7. The method of claim 6, wherein determining a word weight for each of the plurality of keywords comprises:

and determining a word weight corresponding to each keyword in the plurality of keywords by using a word frequency-inverse document frequency TF-IDF algorithm.

8. The method of claim 7, wherein determining a word weight for each of the plurality of keywords using a TF-IDF algorithm comprises:

determining an initial word weight corresponding to at least one entity in the plurality of keywords and a word weight corresponding to the at least one expansion word by using the TF-IDF algorithm;

and multiplying the initial word weight of the at least one entity by a preset multiple to obtain a word weight corresponding to the at least one entity.

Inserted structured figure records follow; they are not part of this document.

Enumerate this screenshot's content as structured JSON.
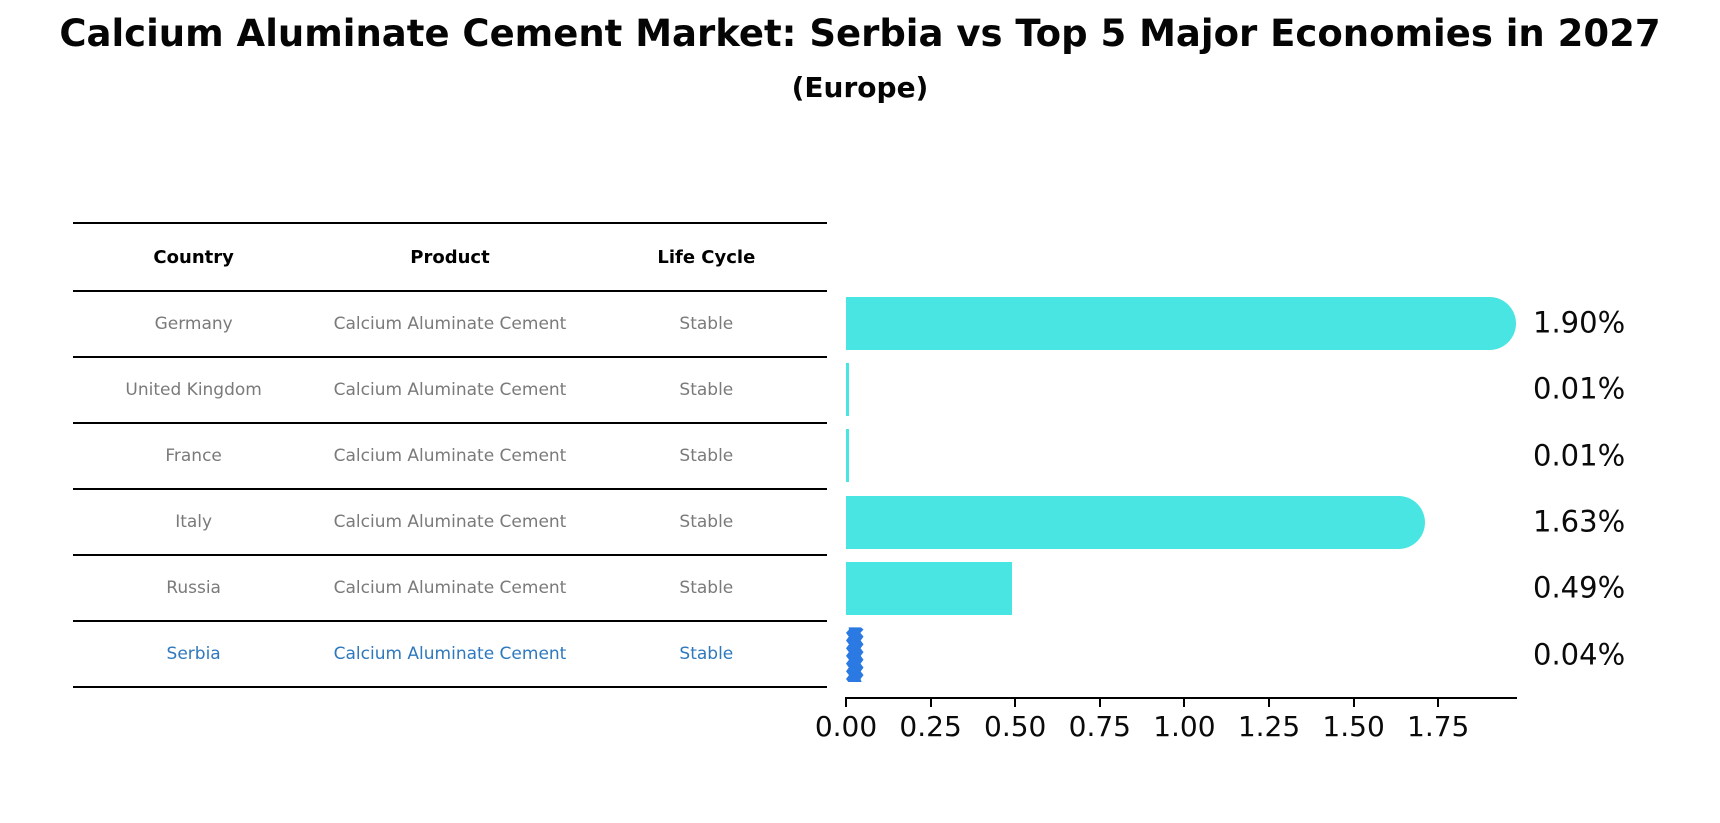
{
  "title": "Calcium Aluminate Cement Market: Serbia vs Top 5 Major Economies in 2027",
  "subtitle": "(Europe)",
  "table": {
    "headers": [
      "Country",
      "Product",
      "Life Cycle"
    ],
    "rows": [
      {
        "country": "Germany",
        "product": "Calcium Aluminate Cement",
        "life_cycle": "Stable",
        "highlighted": false
      },
      {
        "country": "United Kingdom",
        "product": "Calcium Aluminate Cement",
        "life_cycle": "Stable",
        "highlighted": false
      },
      {
        "country": "France",
        "product": "Calcium Aluminate Cement",
        "life_cycle": "Stable",
        "highlighted": false
      },
      {
        "country": "Italy",
        "product": "Calcium Aluminate Cement",
        "life_cycle": "Stable",
        "highlighted": false
      },
      {
        "country": "Russia",
        "product": "Calcium Aluminate Cement",
        "life_cycle": "Stable",
        "highlighted": false
      },
      {
        "country": "Serbia",
        "product": "Calcium Aluminate Cement",
        "life_cycle": "Stable",
        "highlighted": true
      }
    ]
  },
  "chart_data": {
    "type": "bar",
    "orientation": "horizontal",
    "title": "Calcium Aluminate Cement Market: Serbia vs Top 5 Major Economies in 2027",
    "subtitle": "(Europe)",
    "categories": [
      "Germany",
      "United Kingdom",
      "France",
      "Italy",
      "Russia",
      "Serbia"
    ],
    "values": [
      1.9,
      0.01,
      0.01,
      1.63,
      0.49,
      0.04
    ],
    "value_labels": [
      "1.90%",
      "0.01%",
      "0.01%",
      "1.63%",
      "0.49%",
      "0.04%"
    ],
    "xticks": [
      "0.00",
      "0.25",
      "0.50",
      "0.75",
      "1.00",
      "1.25",
      "1.50",
      "1.75"
    ],
    "xtick_values": [
      0.0,
      0.25,
      0.5,
      0.75,
      1.0,
      1.25,
      1.5,
      1.75
    ],
    "xlim": [
      0,
      2.0
    ],
    "grid": false,
    "bar_color": "#48e5e3",
    "highlight_category": "Serbia",
    "highlight_bar_color": "#2b79e3",
    "highlight_text_color": "#2e79bd"
  }
}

9. The method according to any one of claims 1 to 3, wherein said determining a reply corpus matching said dialog text in said at least one candidate reply corpus comprises:

and determining the reply corpus with the highest matching degree according to at least one attention vector corresponding to the at least one candidate reply corpus respectively through the matching model, and taking the reply corpus with the highest matching degree as the reply corpus.

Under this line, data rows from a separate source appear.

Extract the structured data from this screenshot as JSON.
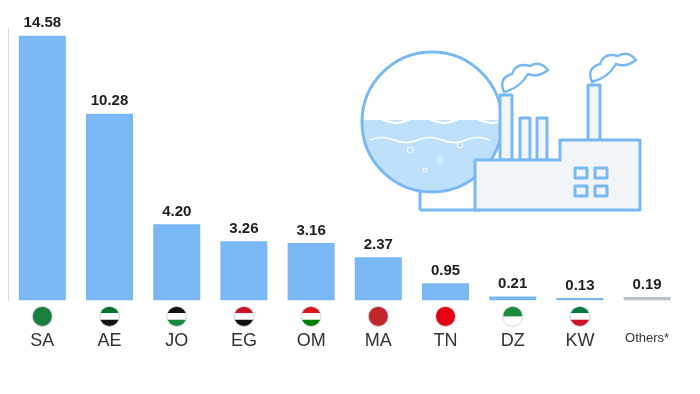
{
  "chart_data": {
    "type": "bar",
    "categories": [
      "SA",
      "AE",
      "JO",
      "EG",
      "OM",
      "MA",
      "TN",
      "DZ",
      "KW",
      "Others*"
    ],
    "values": [
      14.58,
      10.28,
      4.2,
      3.26,
      3.16,
      2.37,
      0.95,
      0.21,
      0.13,
      0.19
    ],
    "value_labels": [
      "14.58",
      "10.28",
      "4.20",
      "3.26",
      "3.16",
      "2.37",
      "0.95",
      "0.21",
      "0.13",
      "0.19"
    ],
    "colors": [
      "#7ab8f5",
      "#7ab8f5",
      "#7ab8f5",
      "#7ab8f5",
      "#7ab8f5",
      "#7ab8f5",
      "#7ab8f5",
      "#7ab8f5",
      "#7ab8f5",
      "#b8c4cc"
    ],
    "ylim": [
      0,
      15
    ],
    "grid": false,
    "data_labels": true,
    "tick_labels": "x"
  }
}
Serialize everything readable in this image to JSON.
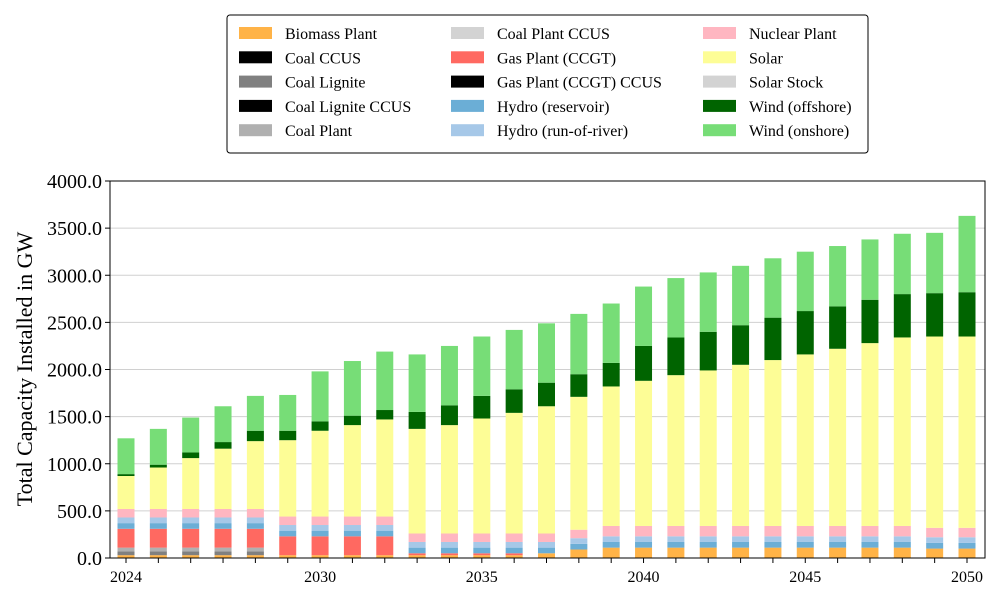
{
  "chart_data": {
    "type": "bar",
    "stacked": true,
    "ylabel": "Total Capacity Installed in GW",
    "xlabel": "",
    "ylim": [
      0,
      4000
    ],
    "yticks": [
      0,
      500,
      1000,
      1500,
      2000,
      2500,
      3000,
      3500,
      4000
    ],
    "ytick_labels": [
      "0.0",
      "500.0",
      "1000.0",
      "1500.0",
      "2000.0",
      "2500.0",
      "3000.0",
      "3500.0",
      "4000.0"
    ],
    "xtick_labels": [
      {
        "year": 2024,
        "label": "2024"
      },
      {
        "year": 2030,
        "label": "2030"
      },
      {
        "year": 2035,
        "label": "2035"
      },
      {
        "year": 2040,
        "label": "2040"
      },
      {
        "year": 2045,
        "label": "2045"
      },
      {
        "year": 2050,
        "label": "2050"
      }
    ],
    "grid": "horizontal",
    "legend_position": "top-center",
    "categories": [
      2024,
      2025,
      2026,
      2027,
      2028,
      2029,
      2030,
      2031,
      2032,
      2033,
      2034,
      2035,
      2036,
      2037,
      2038,
      2039,
      2040,
      2041,
      2042,
      2043,
      2044,
      2045,
      2046,
      2047,
      2048,
      2049,
      2050
    ],
    "series": [
      {
        "name": "Biomass Plant",
        "color": "#ffb347",
        "values": [
          30,
          30,
          30,
          30,
          30,
          30,
          30,
          30,
          30,
          30,
          30,
          30,
          30,
          50,
          90,
          110,
          110,
          110,
          110,
          110,
          110,
          110,
          110,
          110,
          110,
          100,
          100
        ]
      },
      {
        "name": "Coal CCUS",
        "color": "#000000",
        "values": [
          0,
          0,
          0,
          0,
          0,
          0,
          0,
          0,
          0,
          0,
          0,
          0,
          0,
          0,
          0,
          0,
          0,
          0,
          0,
          0,
          0,
          0,
          0,
          0,
          0,
          0,
          0
        ]
      },
      {
        "name": "Coal Lignite",
        "color": "#808080",
        "values": [
          40,
          40,
          40,
          40,
          40,
          0,
          0,
          0,
          0,
          0,
          0,
          0,
          0,
          0,
          0,
          0,
          0,
          0,
          0,
          0,
          0,
          0,
          0,
          0,
          0,
          0,
          0
        ]
      },
      {
        "name": "Coal Lignite CCUS",
        "color": "#000000",
        "values": [
          0,
          0,
          0,
          0,
          0,
          0,
          0,
          0,
          0,
          0,
          0,
          0,
          0,
          0,
          0,
          0,
          0,
          0,
          0,
          0,
          0,
          0,
          0,
          0,
          0,
          0,
          0
        ]
      },
      {
        "name": "Coal Plant",
        "color": "#b0b0b0",
        "values": [
          40,
          40,
          40,
          40,
          40,
          0,
          0,
          0,
          0,
          0,
          0,
          0,
          0,
          0,
          0,
          0,
          0,
          0,
          0,
          0,
          0,
          0,
          0,
          0,
          0,
          0,
          0
        ]
      },
      {
        "name": "Coal Plant CCUS",
        "color": "#d3d3d3",
        "values": [
          0,
          0,
          0,
          0,
          0,
          0,
          0,
          0,
          0,
          0,
          0,
          0,
          0,
          0,
          0,
          0,
          0,
          0,
          0,
          0,
          0,
          0,
          0,
          0,
          0,
          0,
          0
        ]
      },
      {
        "name": "Gas Plant (CCGT)",
        "color": "#ff6961",
        "values": [
          200,
          200,
          200,
          200,
          200,
          200,
          200,
          200,
          200,
          20,
          20,
          20,
          20,
          0,
          0,
          0,
          0,
          0,
          0,
          0,
          0,
          0,
          0,
          0,
          0,
          0,
          0
        ]
      },
      {
        "name": "Gas Plant (CCGT) CCUS",
        "color": "#000000",
        "values": [
          0,
          0,
          0,
          0,
          0,
          0,
          0,
          0,
          0,
          0,
          0,
          0,
          0,
          0,
          0,
          0,
          0,
          0,
          0,
          0,
          0,
          0,
          0,
          0,
          0,
          0,
          0
        ]
      },
      {
        "name": "Hydro (reservoir)",
        "color": "#6baed6",
        "values": [
          60,
          60,
          60,
          60,
          60,
          60,
          60,
          60,
          60,
          60,
          60,
          60,
          60,
          60,
          60,
          60,
          60,
          60,
          60,
          60,
          60,
          60,
          60,
          60,
          60,
          60,
          60
        ]
      },
      {
        "name": "Hydro (run-of-river)",
        "color": "#a6c8e8",
        "values": [
          60,
          60,
          60,
          60,
          60,
          60,
          60,
          60,
          60,
          60,
          60,
          60,
          60,
          60,
          60,
          60,
          60,
          60,
          60,
          60,
          60,
          60,
          60,
          60,
          60,
          60,
          60
        ]
      },
      {
        "name": "Nuclear Plant",
        "color": "#ffb6c1",
        "values": [
          90,
          90,
          90,
          90,
          90,
          90,
          90,
          90,
          90,
          90,
          90,
          90,
          90,
          90,
          90,
          110,
          110,
          110,
          110,
          110,
          110,
          110,
          110,
          110,
          110,
          100,
          100
        ]
      },
      {
        "name": "Solar",
        "color": "#fdfd96",
        "values": [
          350,
          440,
          540,
          640,
          720,
          810,
          910,
          970,
          1030,
          1110,
          1150,
          1220,
          1280,
          1350,
          1410,
          1480,
          1540,
          1600,
          1650,
          1710,
          1760,
          1820,
          1880,
          1940,
          2000,
          2030,
          2030
        ]
      },
      {
        "name": "Solar Stock",
        "color": "#d3d3d3",
        "values": [
          0,
          0,
          0,
          0,
          0,
          0,
          0,
          0,
          0,
          0,
          0,
          0,
          0,
          0,
          0,
          0,
          0,
          0,
          0,
          0,
          0,
          0,
          0,
          0,
          0,
          0,
          0
        ]
      },
      {
        "name": "Wind (offshore)",
        "color": "#006400",
        "values": [
          20,
          30,
          60,
          70,
          110,
          100,
          100,
          100,
          100,
          180,
          210,
          240,
          250,
          250,
          240,
          250,
          370,
          400,
          410,
          420,
          450,
          460,
          450,
          460,
          460,
          460,
          470
        ]
      },
      {
        "name": "Wind (onshore)",
        "color": "#77dd77",
        "values": [
          380,
          380,
          370,
          380,
          370,
          380,
          530,
          580,
          620,
          610,
          630,
          630,
          630,
          630,
          640,
          630,
          630,
          630,
          630,
          630,
          630,
          630,
          640,
          640,
          640,
          640,
          810
        ]
      }
    ]
  }
}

10. An electronic device, comprising:

the device comprises an acquisition unit, a processing unit and a processing unit, wherein the acquisition unit is used for acquiring a dialog text of a user;

the processing unit is used for determining at least one first semantic vector unit from at least one semantic vector unit according to a semantic feature vector of the dialog text in a sub-corpus corresponding to a first corpus class, wherein the distance between the first semantic vector unit and the semantic feature vector of the dialog text in a vector space is smaller than or equal to a first preset value, the sub-corpus comprises the at least one semantic vector unit, the semantic vector unit comprises corpora similar to the semantic feature vector in the sub-corpus, and the first corpus class is the corpus class corresponding to the dialog text in the corpus;

the processing unit is further configured to determine at least one candidate reply corpus from the corpus corresponding to the at least one first semantic vector unit according to a plurality of keywords of the dialog text, where the plurality of keywords include at least one entity of the dialog text and at least one expanded word of the entity;

the processing unit is further configured to determine a reply corpus of the dialog text in the at least one candidate reply corpus;

and the output unit is used for outputting the reply corpus.

11. An electronic device comprising a memory and a processor;

the memory stores computer-executable instructions;

the processor executes computer-executable instructions stored by the memory, causing the processor to perform the method of any of claims 1 to 9.

12. A storage medium, comprising: a readable storage medium and a computer program for implementing the method of any one of claims 1 to 9.